04: February 2015 #05 - Novas
Authored by Sarah Rosenthal
Novas
by Sarah Rosenthal
I. Age seven, movie theater parking lot. Hobe Sound, Florida. I find my first constellation, a floating frown in the sky. Look up, Dad says, connect the dots, form shoulders. Meet Orion. II. Age twenty-four, back porch, Brewster, Massachusetts. I am bad at finding constellations. I am good at loving them. Tequila-tainted, lonely, skyway illiterate. III. He says he can be too much, his belly too round, bank account too small, still in love with a copper-haired comet. Doesn’t realize he mapped his sky wrong. The night starts at his smile, arches south to his book collection, spans east, towards finger brushes over whiskey. IV. Is it possible I mistook him for a black hole lined with coal dust sadness from my corner of the map? Let me marvel everything with naked eyes.
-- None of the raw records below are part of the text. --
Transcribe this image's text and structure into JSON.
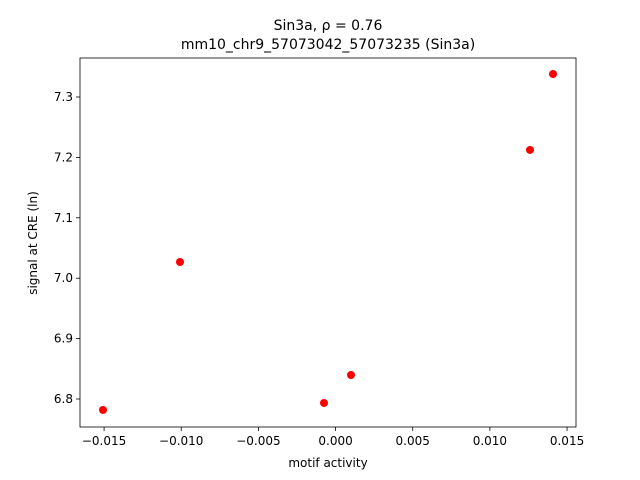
{
  "chart_data": {
    "type": "scatter",
    "title": "Sin3a, ρ = 0.76",
    "subtitle": "mm10_chr9_57073042_57073235 (Sin3a)",
    "xlabel": "motif activity",
    "ylabel": "signal at CRE (ln)",
    "color": "#ff0000",
    "x": [
      -0.01507,
      -0.01008,
      -0.00075,
      0.001,
      0.0126,
      0.01409
    ],
    "values": [
      6.7818,
      7.0268,
      6.7934,
      6.8397,
      7.2123,
      7.3381
    ],
    "xlim": [
      -0.01656,
      0.01558
    ],
    "ylim": [
      6.7536,
      7.3646
    ],
    "xticks": [
      {
        "value": -0.015,
        "label": "−0.015"
      },
      {
        "value": -0.01,
        "label": "−0.010"
      },
      {
        "value": -0.005,
        "label": "−0.005"
      },
      {
        "value": 0,
        "label": "0.000"
      },
      {
        "value": 0.005,
        "label": "0.005"
      },
      {
        "value": 0.01,
        "label": "0.010"
      },
      {
        "value": 0.015,
        "label": "0.015"
      }
    ],
    "yticks": [
      6.8,
      6.9,
      {
        "value": 7.0,
        "label": "7.0"
      },
      7.1,
      7.2,
      7.3
    ]
  }
}
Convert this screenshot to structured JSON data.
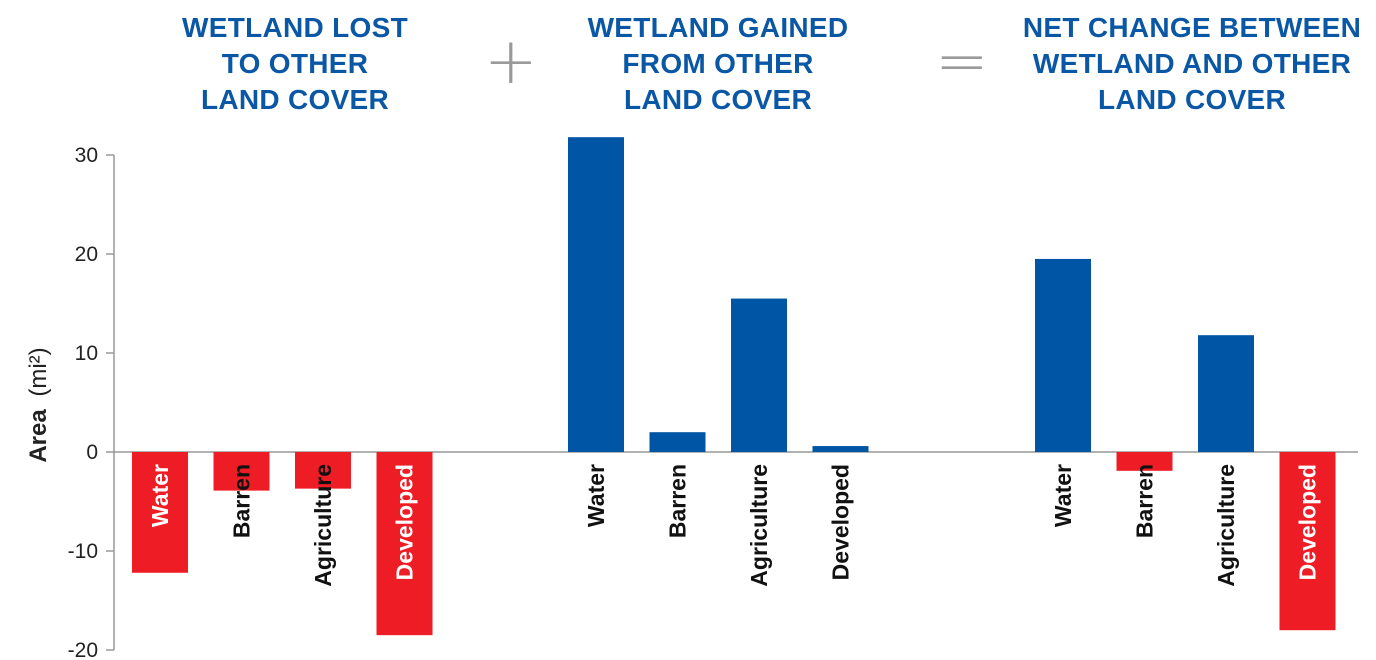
{
  "panel_titles": [
    [
      "WETLAND LOST",
      "TO OTHER",
      "LAND COVER"
    ],
    [
      "WETLAND GAINED",
      "FROM OTHER",
      "LAND COVER"
    ],
    [
      "NET CHANGE BETWEEN",
      "WETLAND AND OTHER",
      "LAND COVER"
    ]
  ],
  "operators": [
    "+",
    "="
  ],
  "colors": {
    "positive": "#0055a5",
    "negative": "#ee1c25",
    "title": "#0a57a6",
    "operator": "#9a9a9a",
    "axis": "#999999"
  },
  "chart_data": {
    "type": "bar",
    "ylabel": {
      "bold": "Area",
      "unit": "(mi²)"
    },
    "ylim": [
      -20,
      30
    ],
    "yticks": [
      -20,
      -10,
      0,
      10,
      20,
      30
    ],
    "grid": false,
    "groups": [
      {
        "title": "WETLAND LOST TO OTHER LAND COVER",
        "categories": [
          "Water",
          "Barren",
          "Agriculture",
          "Developed"
        ],
        "values": [
          -12.2,
          -3.9,
          -3.7,
          -18.5
        ]
      },
      {
        "title": "WETLAND GAINED FROM OTHER LAND COVER",
        "categories": [
          "Water",
          "Barren",
          "Agriculture",
          "Developed"
        ],
        "values": [
          31.8,
          2.0,
          15.5,
          0.6
        ]
      },
      {
        "title": "NET CHANGE BETWEEN WETLAND AND OTHER LAND COVER",
        "categories": [
          "Water",
          "Barren",
          "Agriculture",
          "Developed"
        ],
        "values": [
          19.5,
          -1.9,
          11.8,
          -18.0
        ]
      }
    ]
  }
}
V. My tiny lights murmuring, rarely seen, segments ever-expanding. At my zenith, he will know me by the bend of a knee just below the bar. Heading north, he’ll connect the dots to a pair of eyelids, glimmering. VI. You were never a sign you were a starway, universe without a mirror. Or maybe I am your mapmaker with a galaxy in my glass. Either way, know that I am a nova. I am not to be ignored.